Ofner Patrick, Müller-Putz Gernot R
IEEE Trans Biomed Eng. 2015 Mar;62(3):972-81. doi: 10.1109/TBME.2014.2377023. Epub 2014 Dec 4.
A brain-computer interface (BCI) can help to overcome movement deficits in persons with spinal-cord injury. Ideally, such a BCI detects detailed movement imaginations, i.e., trajectories, and transforms them into a control signal for a neuroprosthesis or a robotic arm restoring movement. Robotic arms have already been controlled successfully by means of invasive recording techniques, and executed movements have been reconstructed using noninvasive decoding techniques. However, it is unclear if detailed imagined movements can be decoded noninvasively using electroencephalography (EEG). We made progress toward imagined movement decoding and successfully classified horizontal and vertical imagined rhythmic movements of the right arm in healthy subjects using EEG. Notably, we used an experimental design which avoided muscle and eye movements to prevent classification results being affected. To classify imagined movements of the same limb, we decoded the movement trajectories and correlated them with assumed movement trajectories (horizontal and vertical). We then assigned the decoded movements to the assumed movements with the higher correlation. To train the decoder, we applied partial least squares, which allowed us to interpret the classifier weights although channels were highly correlated. To conclude, we showed the classification of imagined movements of one limb in two different movement planes in seven out of nine subjects. Furthermore, we found a strong involvement of the supplementary motor area. Finally, as our classifier was based on the decoding approach, we indirectly showed the decoding of imagined movements.
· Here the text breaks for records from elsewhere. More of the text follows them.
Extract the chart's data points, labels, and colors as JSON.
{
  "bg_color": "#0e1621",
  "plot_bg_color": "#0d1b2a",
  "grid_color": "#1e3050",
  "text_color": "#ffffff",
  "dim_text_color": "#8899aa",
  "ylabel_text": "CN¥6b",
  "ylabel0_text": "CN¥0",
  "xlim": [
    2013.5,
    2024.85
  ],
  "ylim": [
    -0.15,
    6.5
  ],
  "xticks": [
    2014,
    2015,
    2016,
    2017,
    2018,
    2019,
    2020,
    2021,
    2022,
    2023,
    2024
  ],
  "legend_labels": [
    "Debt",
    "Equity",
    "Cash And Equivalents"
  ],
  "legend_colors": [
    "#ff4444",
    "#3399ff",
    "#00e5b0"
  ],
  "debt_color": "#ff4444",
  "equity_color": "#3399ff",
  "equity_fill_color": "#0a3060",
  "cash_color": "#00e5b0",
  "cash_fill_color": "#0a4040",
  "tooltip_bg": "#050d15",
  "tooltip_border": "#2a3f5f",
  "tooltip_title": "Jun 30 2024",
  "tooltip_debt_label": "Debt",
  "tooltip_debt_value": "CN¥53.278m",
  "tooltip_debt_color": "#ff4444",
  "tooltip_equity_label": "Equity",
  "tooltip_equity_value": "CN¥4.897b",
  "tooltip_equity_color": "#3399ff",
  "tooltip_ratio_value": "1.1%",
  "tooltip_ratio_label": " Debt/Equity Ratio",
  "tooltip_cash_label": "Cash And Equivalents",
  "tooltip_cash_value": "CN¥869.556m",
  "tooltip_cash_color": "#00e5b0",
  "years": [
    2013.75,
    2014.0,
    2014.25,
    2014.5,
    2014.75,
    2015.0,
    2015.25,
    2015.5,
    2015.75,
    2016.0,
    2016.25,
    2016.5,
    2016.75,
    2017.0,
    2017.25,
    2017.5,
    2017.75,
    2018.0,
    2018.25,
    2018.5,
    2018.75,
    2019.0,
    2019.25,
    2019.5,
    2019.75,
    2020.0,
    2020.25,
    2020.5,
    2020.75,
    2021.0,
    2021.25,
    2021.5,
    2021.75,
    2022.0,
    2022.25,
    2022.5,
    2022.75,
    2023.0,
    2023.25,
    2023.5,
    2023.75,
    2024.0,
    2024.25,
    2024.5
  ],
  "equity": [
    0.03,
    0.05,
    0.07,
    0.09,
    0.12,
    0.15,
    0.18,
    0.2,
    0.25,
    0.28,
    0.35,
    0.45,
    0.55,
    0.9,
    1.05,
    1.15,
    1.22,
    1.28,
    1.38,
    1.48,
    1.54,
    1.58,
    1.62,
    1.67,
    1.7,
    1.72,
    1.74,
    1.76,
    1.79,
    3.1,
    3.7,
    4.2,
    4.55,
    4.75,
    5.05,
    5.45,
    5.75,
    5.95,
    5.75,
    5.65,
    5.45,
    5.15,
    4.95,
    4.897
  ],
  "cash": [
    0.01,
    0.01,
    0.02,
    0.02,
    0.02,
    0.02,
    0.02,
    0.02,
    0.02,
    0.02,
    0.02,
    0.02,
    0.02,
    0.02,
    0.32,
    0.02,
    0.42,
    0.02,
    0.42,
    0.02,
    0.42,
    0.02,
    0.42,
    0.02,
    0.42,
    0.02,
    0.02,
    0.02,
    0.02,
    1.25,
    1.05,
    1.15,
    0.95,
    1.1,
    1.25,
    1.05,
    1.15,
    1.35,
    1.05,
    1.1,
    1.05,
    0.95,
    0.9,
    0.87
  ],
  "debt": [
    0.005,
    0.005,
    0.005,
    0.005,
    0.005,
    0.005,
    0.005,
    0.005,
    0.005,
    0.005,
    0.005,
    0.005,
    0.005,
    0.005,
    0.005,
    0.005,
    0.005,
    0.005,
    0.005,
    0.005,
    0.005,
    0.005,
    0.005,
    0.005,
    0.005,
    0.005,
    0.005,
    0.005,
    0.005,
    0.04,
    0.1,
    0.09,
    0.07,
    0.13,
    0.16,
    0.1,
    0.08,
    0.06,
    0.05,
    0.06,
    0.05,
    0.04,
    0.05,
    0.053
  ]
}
脑机接口(BCI)有助于克服脊髓损伤患者的运动功能障碍。理想情况下,这样的脑机接口能够检测详细的运动想象,即轨迹,并将其转化为用于神经假体或恢复运动的机器人手臂的控制信号。机器人手臂已经通过侵入性记录技术成功实现了控制,并且利用非侵入性解码技术重建了执行的运动。然而,尚不清楚是否可以使用脑电图(EEG)通过非侵入性方式解码详细的想象运动。我们在想象运动解码方面取得了进展,并利用脑电图成功地对健康受试者右臂的水平和垂直想象节律性运动进行了分类。值得注意的是,我们采用了一种避免肌肉和眼球运动的实验设计,以防止分类结果受到影响。为了对同一肢体的想象运动进行分类,我们对运动轨迹进行了解码,并将其与假定的运动轨迹(水平和垂直)进行关联。然后,我们将解码后的运动分配给相关性更高的假定运动。为了训练解码器,我们应用了偏最小二乘法,这使我们能够在通道高度相关的情况下解释分类器权重。总之,我们在九名受试者中的七名中展示了一个肢体在两个不同运动平面上的想象运动分类。此外,我们发现辅助运动区有强烈的参与。最后,由于我们的分类器基于解码方法,我们间接展示了想象运动的解码。